Structure-based design, synthesis and in vitro antiproliferative effects studies of novel dual BRD4/HDAC inhibitors

Histone acetylation marks play important roles in controlling gene expressions and are removed by histone deacetylases (HDACs). These marks are read by bromodomain and extra-terminal (BET) proteins, whose targeted inhibitors are under clinical investigation. BET and HDAC inhibitors have been demonstrated to be synergistically killing in Mycinduced murine lymphoma. Herein, we combine the inhibitory activities of BET and HDAC into one molecule through structure-based design method and evaluate its function. The majority of these synthesized compounds showed inhibitory activity against second bromdomains(BRD) of BRD4 and HDAC1. Among them, 16ae presented anti-proliferative effects against human acute myelogenous leukemia (AML) cell lines in vitro, and 16ae is confirmed to reduce the expression of Myc by Western blot analysis. Those results indicated that 16ae is a potent dual BRD4/HDAC inhibitor and deserves further investigation.

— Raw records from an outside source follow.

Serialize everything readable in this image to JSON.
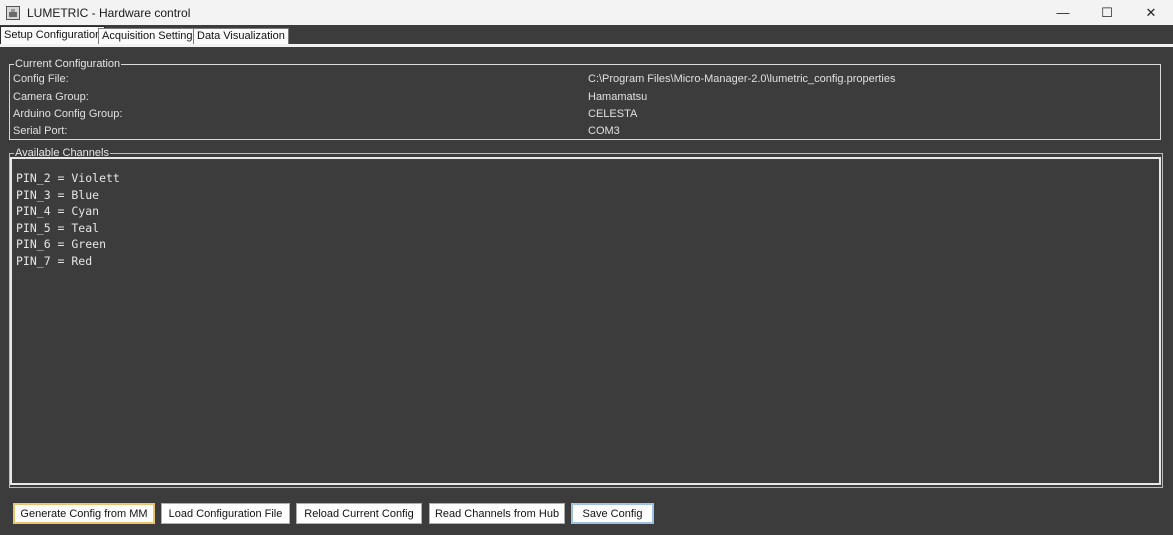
{
  "window": {
    "title": "LUMETRIC - Hardware control",
    "minimize_glyph": "—",
    "maximize_glyph": "☐",
    "close_glyph": "✕"
  },
  "tabs": [
    {
      "label": "Setup Configuration",
      "active": true
    },
    {
      "label": "Acquisition Settings",
      "active": false
    },
    {
      "label": "Data Visualization",
      "active": false
    }
  ],
  "current_config": {
    "title": "Current Configuration",
    "rows": [
      {
        "label": "Config File:",
        "value": "C:\\Program Files\\Micro-Manager-2.0\\lumetric_config.properties"
      },
      {
        "label": "Camera Group:",
        "value": "Hamamatsu"
      },
      {
        "label": "Arduino Config Group:",
        "value": "CELESTA"
      },
      {
        "label": "Serial Port:",
        "value": "COM3"
      }
    ]
  },
  "channels": {
    "title": "Available Channels",
    "lines": [
      "PIN_2 = Violett",
      "PIN_3 = Blue",
      "PIN_4 = Cyan",
      "PIN_5 = Teal",
      "PIN_6 = Green",
      "PIN_7 = Red"
    ]
  },
  "buttons": {
    "generate": "Generate Config from MM",
    "load": "Load Configuration File",
    "reload": "Reload Current Config",
    "read_channels": "Read Channels from Hub",
    "save": "Save Config"
  },
  "colors": {
    "background": "#3c3c3c",
    "titlebar": "#f3f3f3",
    "focus_yellow": "#e9c46a",
    "focus_blue": "#9ec1e6"
  }
}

Used for the prevention and treatment of cardiovascular diseases

The invention relates to compounds that can be used for adjusting the expression of apolipoprotein A-I (ApoA-I) and usage of the compounds in treating and preventing cardiovascular diseases and related diseases, including the disorder related to cholesterol or lipids such as atherosclerosis.

PROCESSES FOR THE SYNTHESIS OF 2-AMINO-4,6-DIMETHOXYBENZAMIDE AND OTHER BENZAMIDE COMPOUNDS

This invention provides a method for the synthesis of a 2-amino-4,6-dimethoxybenzamide and other benzamides of Compound I: wherein R1, R2, R3, and R4 each independently represent a hydrogen, a C1-C6 alkyl, or a C1-C6 alkoxy; and wherein R6 and R7 each independently represent a hydrogen, a C1-C6 alkyl, a protecting group, or a directing group.

TREATMENT OF DISEASES BY EPIGENETIC REGULATION

The present disclosure provides non-naturally occurring polyphenol compounds that inhibit the bromodomain and extra terminal domain (BET) proteins. The disclosed compositions and methods can be used for treatment and prevention of cancer, including NUT midline carcinoma, Burkitt's Lymphoma, Acute Myelogenous Leukemia, and Multiple Myeloma; autoimmune or inflammatory diseases or conditions, and sepsis.

COMPOUNDS FOR THE PREVENTION AND TREATMENT OF CARDIOVASCULAR DISEASES

The present disclosure relates to compounds, which are useful for regulating the expression of apolipoprotei? A-I (ApoA-l), and their use for the treatment and prevention of cardiovascular disease and related disease states, including cholesterol- or lipid-related disorders, such as, for example, atherosclerosis.